One neighbour saw her walking away from the house shortly before another saw the smoke and called the emergency services.
Miss Emily Pitts, defending, said Jarvis was in emotional turmoil at the time but the fire had not been a revenge attack.
Jarvis was said to have moved on with her life in the two years since the fire and has a new job and a new relationship.
Miss Pitts said her client had not lit the fire deliberately but had been flicking a lighter when the upholstery caught fire. She had not used any accelerant.
Although it was said in court that the wedding was called off after Jarvis claimed she had found Mr Jarvis was attempting to start another relationship, he denies this.
Responding to the claims outside court, he said: ‘That was fabricated.
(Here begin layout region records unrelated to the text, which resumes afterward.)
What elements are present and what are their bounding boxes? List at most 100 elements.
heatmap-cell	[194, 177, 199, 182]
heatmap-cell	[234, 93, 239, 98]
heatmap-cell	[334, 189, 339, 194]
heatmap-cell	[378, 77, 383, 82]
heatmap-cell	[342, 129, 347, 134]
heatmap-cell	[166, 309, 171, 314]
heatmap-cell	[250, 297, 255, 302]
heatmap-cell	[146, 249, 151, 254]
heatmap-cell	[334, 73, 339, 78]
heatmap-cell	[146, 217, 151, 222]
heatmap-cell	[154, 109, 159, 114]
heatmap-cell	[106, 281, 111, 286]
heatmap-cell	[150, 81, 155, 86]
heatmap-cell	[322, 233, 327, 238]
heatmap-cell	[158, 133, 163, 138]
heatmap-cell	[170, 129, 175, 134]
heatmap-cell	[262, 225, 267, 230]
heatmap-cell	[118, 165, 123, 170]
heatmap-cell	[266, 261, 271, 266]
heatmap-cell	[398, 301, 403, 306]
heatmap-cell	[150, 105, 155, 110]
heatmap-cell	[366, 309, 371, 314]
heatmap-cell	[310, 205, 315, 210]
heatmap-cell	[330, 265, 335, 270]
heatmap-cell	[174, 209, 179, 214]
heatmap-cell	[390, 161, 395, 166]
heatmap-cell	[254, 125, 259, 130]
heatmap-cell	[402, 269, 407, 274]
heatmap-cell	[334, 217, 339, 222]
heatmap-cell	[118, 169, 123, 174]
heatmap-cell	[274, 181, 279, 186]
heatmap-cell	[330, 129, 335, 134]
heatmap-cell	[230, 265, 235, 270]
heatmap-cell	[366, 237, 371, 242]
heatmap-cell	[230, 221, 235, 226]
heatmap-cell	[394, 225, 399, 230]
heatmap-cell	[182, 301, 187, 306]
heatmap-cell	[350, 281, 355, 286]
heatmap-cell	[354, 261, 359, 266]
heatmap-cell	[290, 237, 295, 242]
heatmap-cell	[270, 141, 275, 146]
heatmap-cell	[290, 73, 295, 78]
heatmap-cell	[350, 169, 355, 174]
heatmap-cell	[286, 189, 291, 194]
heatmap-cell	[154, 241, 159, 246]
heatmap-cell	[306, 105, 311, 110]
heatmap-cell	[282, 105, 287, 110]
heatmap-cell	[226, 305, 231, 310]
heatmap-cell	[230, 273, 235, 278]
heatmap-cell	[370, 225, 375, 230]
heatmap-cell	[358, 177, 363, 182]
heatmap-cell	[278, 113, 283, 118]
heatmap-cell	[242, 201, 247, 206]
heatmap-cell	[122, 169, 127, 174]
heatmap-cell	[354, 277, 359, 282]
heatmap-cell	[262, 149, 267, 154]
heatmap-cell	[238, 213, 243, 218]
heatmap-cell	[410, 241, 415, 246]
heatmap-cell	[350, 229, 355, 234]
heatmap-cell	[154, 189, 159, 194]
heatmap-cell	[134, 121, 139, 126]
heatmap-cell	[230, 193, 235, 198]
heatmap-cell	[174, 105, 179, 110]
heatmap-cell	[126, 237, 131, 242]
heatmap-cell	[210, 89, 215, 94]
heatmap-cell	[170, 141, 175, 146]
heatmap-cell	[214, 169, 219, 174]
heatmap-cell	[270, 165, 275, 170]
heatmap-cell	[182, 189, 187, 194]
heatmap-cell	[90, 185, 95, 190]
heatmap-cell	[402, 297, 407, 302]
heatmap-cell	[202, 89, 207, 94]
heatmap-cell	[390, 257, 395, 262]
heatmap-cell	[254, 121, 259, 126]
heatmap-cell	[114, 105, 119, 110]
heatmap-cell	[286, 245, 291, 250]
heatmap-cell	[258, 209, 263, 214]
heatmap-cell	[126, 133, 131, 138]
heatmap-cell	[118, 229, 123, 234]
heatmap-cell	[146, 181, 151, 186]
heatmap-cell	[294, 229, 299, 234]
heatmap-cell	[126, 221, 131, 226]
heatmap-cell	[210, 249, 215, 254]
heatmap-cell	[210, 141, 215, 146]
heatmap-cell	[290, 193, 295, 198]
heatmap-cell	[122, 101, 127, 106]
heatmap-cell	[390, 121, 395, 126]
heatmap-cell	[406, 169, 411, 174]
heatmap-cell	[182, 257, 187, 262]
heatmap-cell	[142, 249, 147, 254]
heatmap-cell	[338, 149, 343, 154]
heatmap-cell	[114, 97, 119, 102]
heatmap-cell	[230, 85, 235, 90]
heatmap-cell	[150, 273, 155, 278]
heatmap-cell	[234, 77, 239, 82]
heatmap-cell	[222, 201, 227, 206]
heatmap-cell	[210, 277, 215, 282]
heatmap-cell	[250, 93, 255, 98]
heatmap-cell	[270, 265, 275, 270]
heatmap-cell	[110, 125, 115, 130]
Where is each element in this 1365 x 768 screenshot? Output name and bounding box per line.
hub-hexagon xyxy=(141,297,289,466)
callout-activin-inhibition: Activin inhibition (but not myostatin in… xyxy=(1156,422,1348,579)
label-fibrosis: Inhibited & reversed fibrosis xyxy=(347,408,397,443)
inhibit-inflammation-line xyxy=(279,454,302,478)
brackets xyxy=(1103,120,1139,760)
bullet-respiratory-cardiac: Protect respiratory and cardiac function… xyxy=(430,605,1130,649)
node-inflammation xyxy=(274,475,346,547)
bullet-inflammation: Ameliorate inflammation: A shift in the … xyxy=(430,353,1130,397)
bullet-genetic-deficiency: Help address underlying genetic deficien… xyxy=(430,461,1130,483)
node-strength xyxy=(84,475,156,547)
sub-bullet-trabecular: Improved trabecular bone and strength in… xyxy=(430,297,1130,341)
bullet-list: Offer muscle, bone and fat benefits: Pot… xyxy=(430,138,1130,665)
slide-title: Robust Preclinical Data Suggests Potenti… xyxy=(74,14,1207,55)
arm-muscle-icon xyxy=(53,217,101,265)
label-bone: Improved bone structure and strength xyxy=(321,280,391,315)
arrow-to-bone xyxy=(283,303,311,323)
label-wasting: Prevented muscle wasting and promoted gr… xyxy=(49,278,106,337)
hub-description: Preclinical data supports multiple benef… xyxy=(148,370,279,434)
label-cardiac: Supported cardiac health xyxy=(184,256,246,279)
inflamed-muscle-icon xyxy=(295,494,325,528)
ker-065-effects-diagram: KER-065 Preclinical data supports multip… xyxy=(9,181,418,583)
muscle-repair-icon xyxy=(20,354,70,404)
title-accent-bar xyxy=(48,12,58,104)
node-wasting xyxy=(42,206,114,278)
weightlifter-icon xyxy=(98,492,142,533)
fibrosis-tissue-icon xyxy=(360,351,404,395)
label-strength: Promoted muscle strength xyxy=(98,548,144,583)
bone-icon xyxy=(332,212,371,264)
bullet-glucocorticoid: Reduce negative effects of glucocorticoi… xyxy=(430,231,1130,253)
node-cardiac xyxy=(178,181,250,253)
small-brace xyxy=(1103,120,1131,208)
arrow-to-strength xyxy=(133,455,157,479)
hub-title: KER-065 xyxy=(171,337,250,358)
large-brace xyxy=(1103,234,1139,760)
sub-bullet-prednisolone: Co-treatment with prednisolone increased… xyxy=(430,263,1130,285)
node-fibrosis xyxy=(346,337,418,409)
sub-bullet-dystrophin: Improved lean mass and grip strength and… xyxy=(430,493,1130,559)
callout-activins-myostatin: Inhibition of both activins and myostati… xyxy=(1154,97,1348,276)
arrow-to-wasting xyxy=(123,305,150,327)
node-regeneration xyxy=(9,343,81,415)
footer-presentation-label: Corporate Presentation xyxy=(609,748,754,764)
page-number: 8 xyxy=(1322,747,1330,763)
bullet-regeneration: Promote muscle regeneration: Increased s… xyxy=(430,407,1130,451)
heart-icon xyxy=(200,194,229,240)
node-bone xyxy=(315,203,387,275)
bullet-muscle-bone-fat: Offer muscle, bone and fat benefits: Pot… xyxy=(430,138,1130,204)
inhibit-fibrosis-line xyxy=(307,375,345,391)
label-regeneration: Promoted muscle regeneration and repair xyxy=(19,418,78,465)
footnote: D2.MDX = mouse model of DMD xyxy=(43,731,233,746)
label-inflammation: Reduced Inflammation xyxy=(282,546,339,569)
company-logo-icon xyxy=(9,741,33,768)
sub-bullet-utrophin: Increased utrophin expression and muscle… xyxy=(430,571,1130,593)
It was mentioned in court, but I think that was trying to get her a lesser sentence.
Jarvis returned to the house on June 13 2016, by which time Mr Jarvis had changed the locks on the front and back doors. She got in by using a ladder to reach an upstairs balcony
‘She had seen a text message sent to someone, but there wasn’t a relationship or anything. We’d split up because she hit me with the crab, after she hit me I said ‘that’s it.”
He said: ‘We were due to be married, I called it off. That’s what triggered it all.
‘We’d been together for a good two years or so, engaged for about 12 months of that.’
Colin said his ex-fiance use to throw hot potatoes and ornaments at him while they were together.
He said: ‘Before the fire, she had been out on a hen night and she got back and battered me over the head with an ornamental crab.
‘She had thrown roast potatoes at me, I can’t stand physical violence like that at all. When she hit me with the crab it was over. It took me a good while to get her out, a month or so.
‘I was woken up one night and she was stood in my bedroom saying, ‘I love you’ and all that. I told her to get out and said it was over.
‘I could forgive the hot potatoes but when she battered me with the crab it was a red flag – no one needs that.’
Mr Jarvis said a neighbour told him about the fire at his home.
He said: ‘I was working away, in Surrey, and my neighbour rang me and said my house was on fire.
‘I’ve lived there for 30 years, it’s my castle – I’ve done a lot of work on the house over the years.
‘I set off for home and called the police because it was obvious to me Cath had started it. She was stood outside watching the fire. She was arrested that same day, she was in the police van when I got there.
‘She denied it and the police told us they were dropping the case but I appealed the decision and I got them to look at it again.
‘That time they decided there was enough and it went to court. She changed her plea right at the last minute.’